The hiring freeze, one of Trump’s first acts in office, was part of a longer-term White House plan aimed at decreasing the size of the government. The ban will be replaced with a “smart hiring plan,” which requires each agency to reorganize itself in compliance with the larger goals of the administration and the budget.
“Some folks are going to be allowed to hire back, especially in areas where the president wants to do more. But in other areas where he wants to do less, and that’s a lot of the federal government, we’re going to have these more strategic surgical reductions in the workforce,” Mulvaney said Wednesday.
The Trump administration’s budget calls for across the board cuts to a number of agencies, including the Environmental Protection Agency, the Department of Education, the State Department and the Department of Commerce.

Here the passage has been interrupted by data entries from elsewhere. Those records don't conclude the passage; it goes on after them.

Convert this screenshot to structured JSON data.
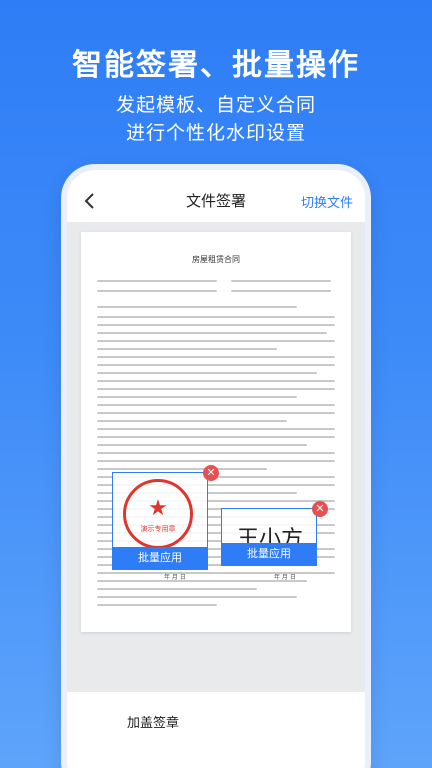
{
  "hero": {
    "title": "智能签署、批量操作",
    "subtitle_line1": "发起模板、自定义合同",
    "subtitle_line2": "进行个性化水印设置"
  },
  "app": {
    "title": "文件签署",
    "switch_label": "切换文件",
    "bottom_label": "加盖签章"
  },
  "document": {
    "title": "房屋租赁合同"
  },
  "stamps": [
    {
      "apply_label": "批量应用",
      "seal_text": "演示专用章",
      "date_text": "年  月  日"
    },
    {
      "apply_label": "批量应用",
      "signature_text": "王小方",
      "date_text": "年  月  日"
    }
  ],
  "colors": {
    "accent": "#2f7df6",
    "seal_red": "#e0352e",
    "delete_red": "#e65050"
  }
}
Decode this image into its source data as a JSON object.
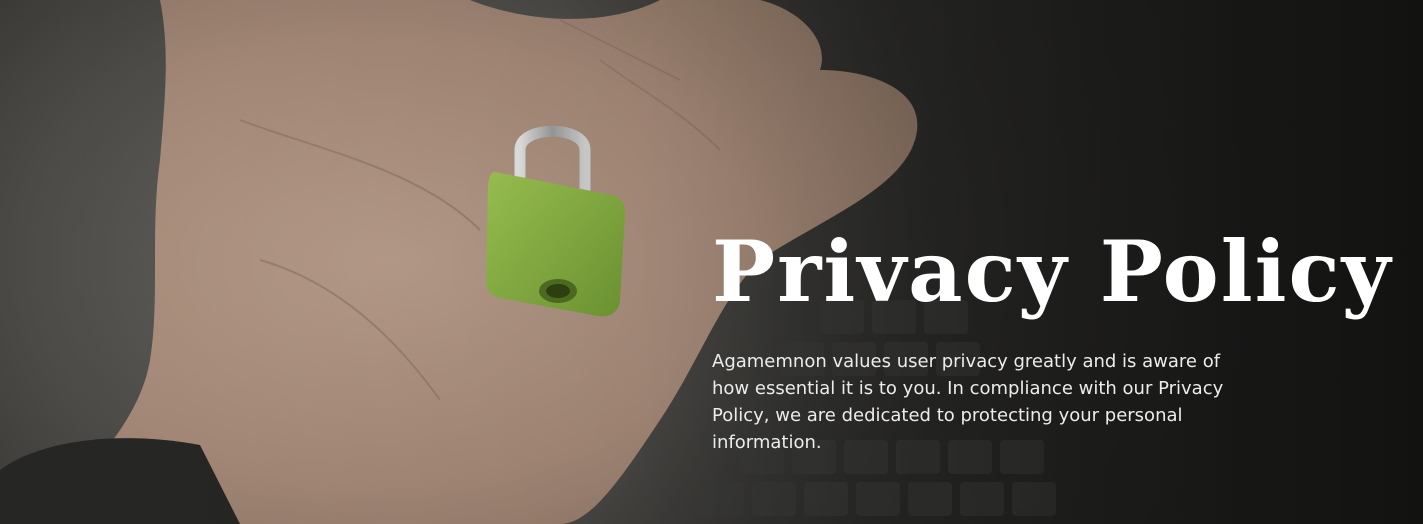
{
  "hero": {
    "title": "Privacy Policy",
    "description": "Agamemnon values user privacy greatly and is aware of how essential it is to you. In compliance with our Privacy Policy, we are dedicated to protecting your personal information.",
    "image": "hand-holding-green-padlock-over-keyboard"
  },
  "colors": {
    "padlock": "#8cb442",
    "title": "#ffffff",
    "text": "#ececec"
  }
}
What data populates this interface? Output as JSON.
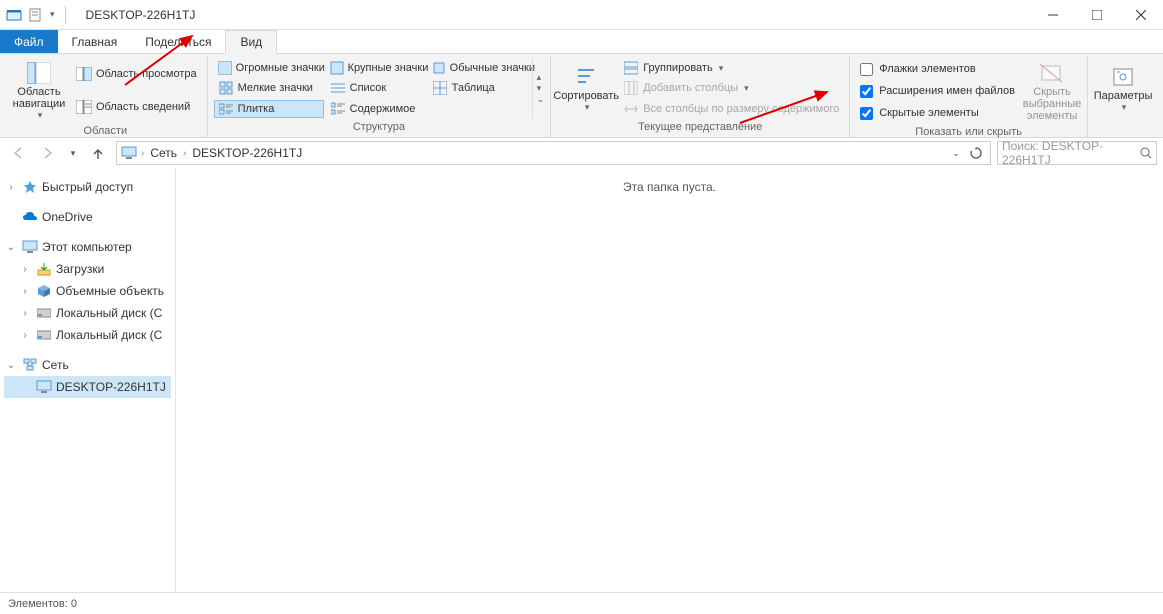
{
  "window": {
    "title": "DESKTOP-226H1TJ"
  },
  "tabs": {
    "file": "Файл",
    "home": "Главная",
    "share": "Поделиться",
    "view": "Вид"
  },
  "ribbon": {
    "panes": {
      "nav_pane": "Область навигации",
      "preview": "Область просмотра",
      "details": "Область сведений",
      "group": "Области"
    },
    "layout": {
      "huge": "Огромные значки",
      "large": "Крупные значки",
      "medium": "Обычные значки",
      "small": "Мелкие значки",
      "list": "Список",
      "table": "Таблица",
      "tiles": "Плитка",
      "content": "Содержимое",
      "group": "Структура"
    },
    "current": {
      "sort": "Сортировать",
      "group_by": "Группировать",
      "add_cols": "Добавить столбцы",
      "size_cols": "Все столбцы по размеру содержимого",
      "group": "Текущее представление"
    },
    "show": {
      "checkboxes": "Флажки элементов",
      "extensions": "Расширения имен файлов",
      "hidden": "Скрытые элементы",
      "hide_selected": "Скрыть выбранные элементы",
      "group": "Показать или скрыть"
    },
    "options": "Параметры"
  },
  "address": {
    "network": "Сеть",
    "host": "DESKTOP-226H1TJ",
    "search_placeholder": "Поиск: DESKTOP-226H1TJ"
  },
  "sidebar": {
    "quick": "Быстрый доступ",
    "onedrive": "OneDrive",
    "thispc": "Этот компьютер",
    "downloads": "Загрузки",
    "volumes": "Объемные объекть",
    "localc": "Локальный диск (С",
    "locald": "Локальный диск (С",
    "network": "Сеть",
    "host": "DESKTOP-226H1TJ"
  },
  "content": {
    "empty": "Эта папка пуста."
  },
  "status": {
    "items": "Элементов: 0"
  }
}
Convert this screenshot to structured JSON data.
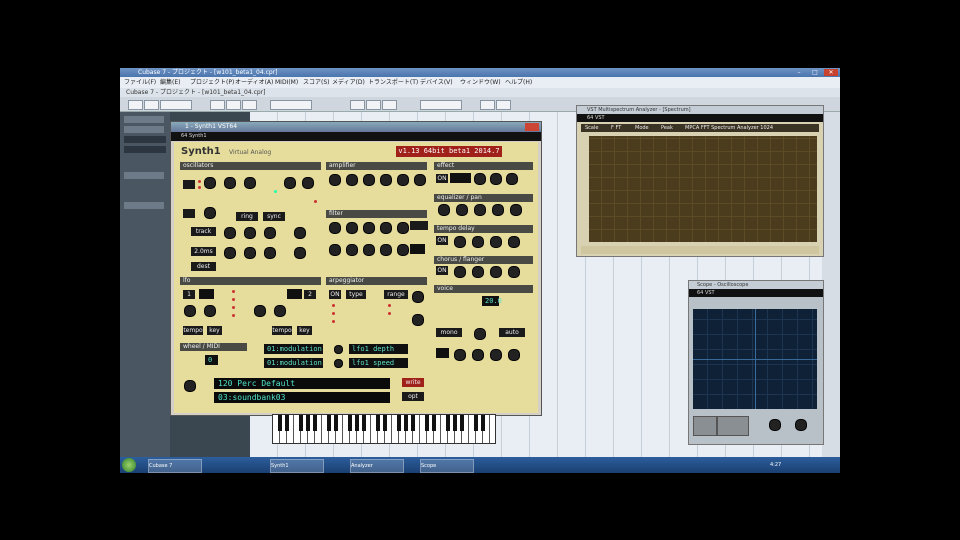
{
  "host": {
    "title": "Cubase 7 - プロジェクト - [w101_beta1_04.cpr]",
    "window_controls": [
      "–",
      "□",
      "✕"
    ],
    "menu": [
      "ファイル(F)",
      "編集(E)",
      "プロジェクト(P)",
      "オーディオ(A)",
      "MIDI(M)",
      "スコア(S)",
      "メディア(D)",
      "トランスポート(T)",
      "デバイス(V)",
      "ウィンドウ(W)",
      "ヘルプ(H)"
    ],
    "project_bar": "Cubase 7 - プロジェクト - [w101_beta1_04.cpr]"
  },
  "synth": {
    "window_title": "1 - Synth1 VST64",
    "host_bar": "64 Synth1",
    "name": "Synth1",
    "subtitle": "Virtual Analog",
    "version": "v1.13 64bit beta1 2014.7",
    "sections": {
      "oscillators": "oscillators",
      "amplifier": "amplifier",
      "filter": "filter",
      "effect": "effect",
      "equalizer": "equalizer / pan",
      "tempo_delay": "tempo delay",
      "chorus": "chorus / flanger",
      "lfo": "lfo",
      "arpeggiator": "arpeggiator",
      "voice": "voice",
      "wheel": "wheel / MIDI"
    },
    "buttons": {
      "ring": "ring",
      "sync": "sync",
      "track": "track",
      "amt": "2.0ms",
      "dest": "dest",
      "tempo1": "tempo",
      "key1": "key",
      "tempo2": "tempo",
      "key2": "key",
      "type": "type",
      "range": "range",
      "on_arp": "ON",
      "on_eff": "ON",
      "on_delay": "ON",
      "on_chorus": "ON",
      "mono": "mono",
      "auto": "auto",
      "opt": "opt",
      "write": "write"
    },
    "midi_assign": [
      "01:modulation",
      "01:modulation",
      "lfo1 depth",
      "lfo1 speed"
    ],
    "lcd_values": [
      "20.0",
      "0"
    ],
    "patch_name": "120 Perc Default",
    "bank_name": "03:soundbank03",
    "lfo_dest_1": "1",
    "lfo_dest_2": "2"
  },
  "analyzer": {
    "window_title": "VST Multispectrum Analyzer - [Spectrum]",
    "host_bar": "64 VST",
    "header": [
      "Scale",
      "F FT",
      "Mode",
      "Peak",
      "MPCA FFT Spectrum Analyzer 1024"
    ]
  },
  "scope": {
    "window_title": "Scope - Oscilloscope",
    "host_bar": "64 VST"
  },
  "taskbar": {
    "items": [
      "Cubase 7",
      "Synth1",
      "Analyzer",
      "Scope"
    ],
    "clock": "4:27"
  }
}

Mulvaney told the press he expected the EPA, Department of Defense and the VA to be most affected by this new guidance. While the EPA will likely have to cut jobs in accordance with calls for a 31 percent reduction in funding, the Defense Department (9 percent increase) and Department of Veterans Affairs (6 percent increase) will likely be increasing headcount.

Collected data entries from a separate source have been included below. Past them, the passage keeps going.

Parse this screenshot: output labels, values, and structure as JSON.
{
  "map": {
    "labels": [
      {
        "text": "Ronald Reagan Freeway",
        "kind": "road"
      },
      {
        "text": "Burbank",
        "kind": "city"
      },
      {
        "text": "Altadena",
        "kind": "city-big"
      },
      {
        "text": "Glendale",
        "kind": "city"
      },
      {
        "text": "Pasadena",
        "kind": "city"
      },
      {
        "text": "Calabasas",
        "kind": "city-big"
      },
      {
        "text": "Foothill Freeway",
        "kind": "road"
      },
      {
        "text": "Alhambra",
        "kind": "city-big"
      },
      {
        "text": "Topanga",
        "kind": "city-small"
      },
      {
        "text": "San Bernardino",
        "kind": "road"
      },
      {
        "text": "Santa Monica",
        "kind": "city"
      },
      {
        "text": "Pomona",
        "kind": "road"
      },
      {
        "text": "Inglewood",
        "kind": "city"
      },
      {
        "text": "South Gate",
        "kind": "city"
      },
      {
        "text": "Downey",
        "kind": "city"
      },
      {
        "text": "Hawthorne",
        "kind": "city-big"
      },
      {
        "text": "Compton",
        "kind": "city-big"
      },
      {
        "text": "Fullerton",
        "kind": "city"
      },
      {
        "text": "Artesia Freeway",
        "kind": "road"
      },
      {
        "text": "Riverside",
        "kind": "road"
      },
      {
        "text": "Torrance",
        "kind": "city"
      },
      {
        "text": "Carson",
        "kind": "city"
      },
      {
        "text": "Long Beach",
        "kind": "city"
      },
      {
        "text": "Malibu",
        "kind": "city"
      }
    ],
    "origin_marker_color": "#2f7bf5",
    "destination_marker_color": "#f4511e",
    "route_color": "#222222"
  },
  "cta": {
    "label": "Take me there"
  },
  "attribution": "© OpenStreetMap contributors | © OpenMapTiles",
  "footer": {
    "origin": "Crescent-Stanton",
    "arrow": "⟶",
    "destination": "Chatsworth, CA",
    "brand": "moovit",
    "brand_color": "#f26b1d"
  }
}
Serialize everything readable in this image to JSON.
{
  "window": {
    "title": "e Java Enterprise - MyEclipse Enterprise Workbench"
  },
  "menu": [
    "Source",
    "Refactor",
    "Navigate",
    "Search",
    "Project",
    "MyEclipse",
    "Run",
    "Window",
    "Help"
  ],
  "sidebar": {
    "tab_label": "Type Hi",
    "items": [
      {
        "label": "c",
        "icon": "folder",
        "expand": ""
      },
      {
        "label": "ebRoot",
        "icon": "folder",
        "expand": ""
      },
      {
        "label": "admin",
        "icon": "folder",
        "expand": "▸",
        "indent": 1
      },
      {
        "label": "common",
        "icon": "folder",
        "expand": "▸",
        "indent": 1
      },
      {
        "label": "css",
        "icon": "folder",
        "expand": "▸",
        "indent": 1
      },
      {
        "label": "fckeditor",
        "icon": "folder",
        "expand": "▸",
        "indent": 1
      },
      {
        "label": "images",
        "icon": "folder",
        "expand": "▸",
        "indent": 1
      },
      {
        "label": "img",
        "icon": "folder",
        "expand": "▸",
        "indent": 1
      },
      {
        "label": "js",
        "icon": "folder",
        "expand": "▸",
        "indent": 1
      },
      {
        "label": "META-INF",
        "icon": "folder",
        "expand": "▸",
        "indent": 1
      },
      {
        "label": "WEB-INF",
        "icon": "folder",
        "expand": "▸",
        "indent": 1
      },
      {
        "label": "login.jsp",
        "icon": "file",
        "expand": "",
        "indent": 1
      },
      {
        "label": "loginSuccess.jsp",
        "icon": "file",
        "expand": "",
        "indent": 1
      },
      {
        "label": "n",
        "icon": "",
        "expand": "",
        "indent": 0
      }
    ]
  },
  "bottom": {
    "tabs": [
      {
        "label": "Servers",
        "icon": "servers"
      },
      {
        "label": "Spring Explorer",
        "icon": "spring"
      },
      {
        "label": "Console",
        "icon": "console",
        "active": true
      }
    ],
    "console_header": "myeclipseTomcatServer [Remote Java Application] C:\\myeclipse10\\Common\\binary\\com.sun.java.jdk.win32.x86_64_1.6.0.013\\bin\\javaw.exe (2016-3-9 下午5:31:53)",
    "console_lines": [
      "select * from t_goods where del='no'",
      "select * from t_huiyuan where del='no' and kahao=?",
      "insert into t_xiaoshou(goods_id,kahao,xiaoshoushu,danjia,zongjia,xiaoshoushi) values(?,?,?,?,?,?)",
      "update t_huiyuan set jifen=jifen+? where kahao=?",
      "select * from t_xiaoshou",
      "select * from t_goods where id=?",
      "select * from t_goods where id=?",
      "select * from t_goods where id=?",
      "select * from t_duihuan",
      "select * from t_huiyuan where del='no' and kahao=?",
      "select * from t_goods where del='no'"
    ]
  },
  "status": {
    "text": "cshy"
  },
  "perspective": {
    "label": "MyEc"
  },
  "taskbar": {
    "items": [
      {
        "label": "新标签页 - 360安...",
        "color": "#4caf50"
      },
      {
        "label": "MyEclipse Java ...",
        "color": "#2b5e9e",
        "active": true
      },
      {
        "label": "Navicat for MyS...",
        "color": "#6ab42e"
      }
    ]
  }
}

Each agency is expected to deliver its reorganization plan to the White House by June, and the plans will be presented to the president in September.

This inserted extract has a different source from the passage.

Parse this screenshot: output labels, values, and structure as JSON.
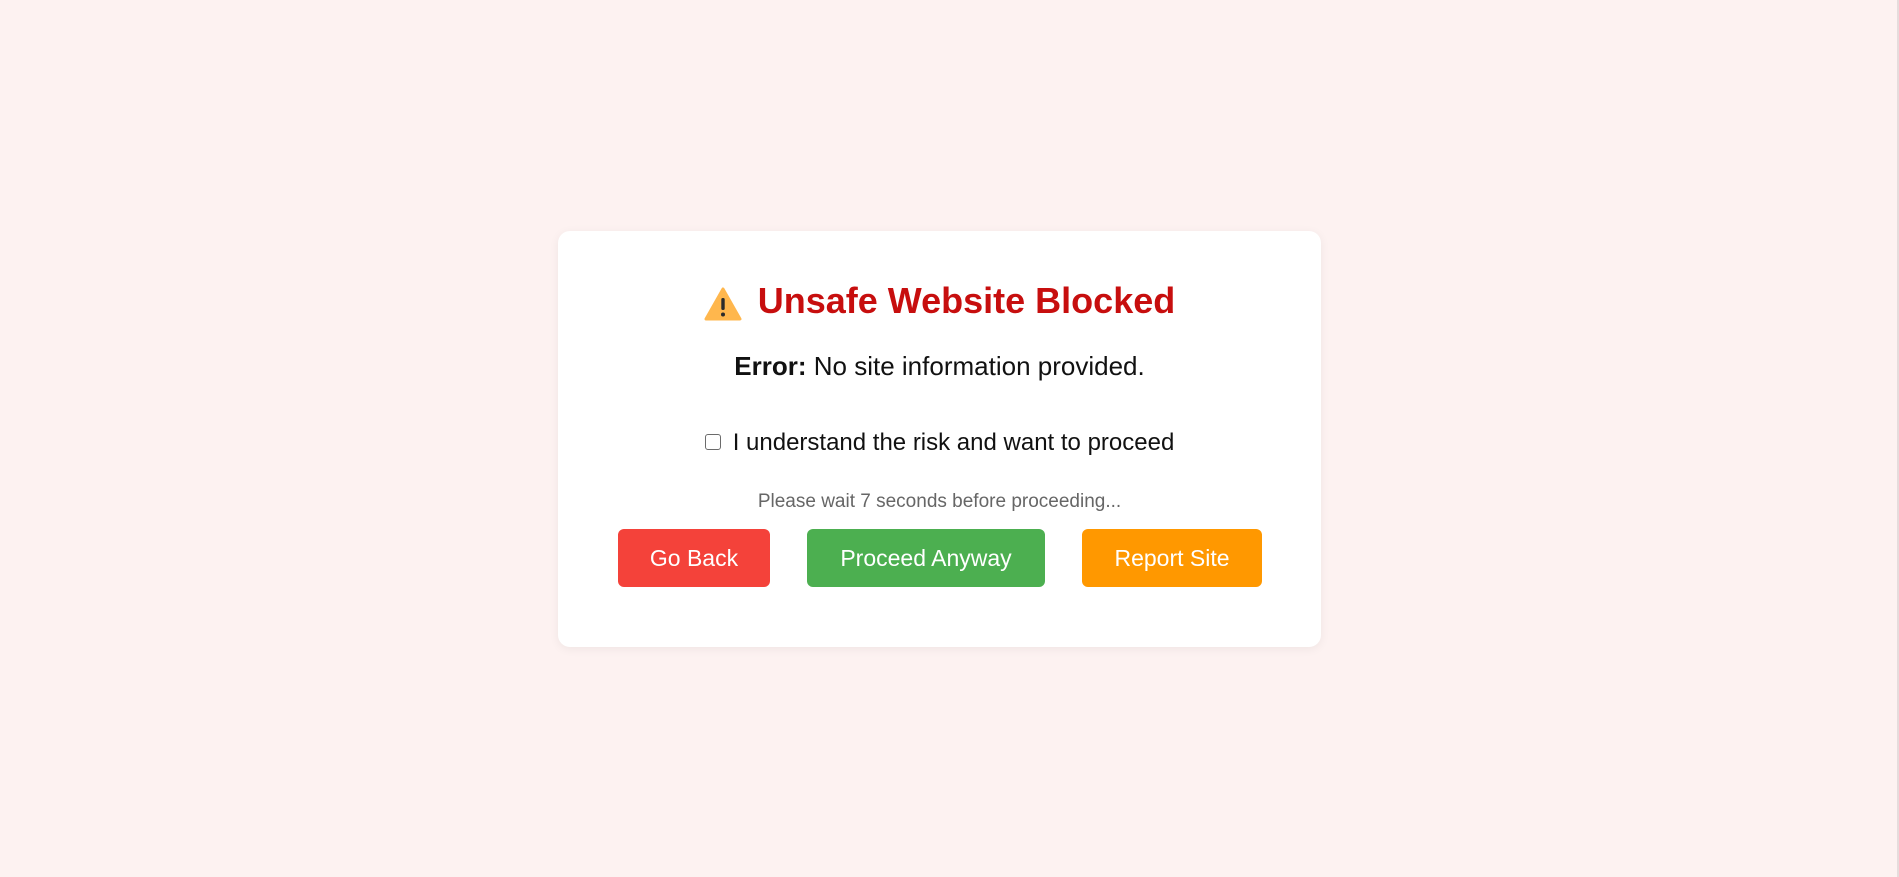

This directive follows President Trump’s March 13 executive order asking agencies to turn inward and look for ways to trim fat and reduce waste. Mulvaney, a known deficit hawk, has been working with the president on eliminating wasteful bureaucracy and streamlining government.
The president has also insisted that removing burdensome regulations will spur economic growth. Trump took aim at Dodd-Frank Tuesday during a summit with twenty business leaders and CEOs, where he promised a “major streamlining” and “perhaps elimination” of the prominent financial regulation.
While Mulvaney wouldn’t elaborate on how many federal jobs he expects to be added or eliminated as a result of the administration’s reorganization, he did say “we could run the government more efficiently than the previous administration, and with fewer people." He also called government restructuring “the biggest story no one is talking about.”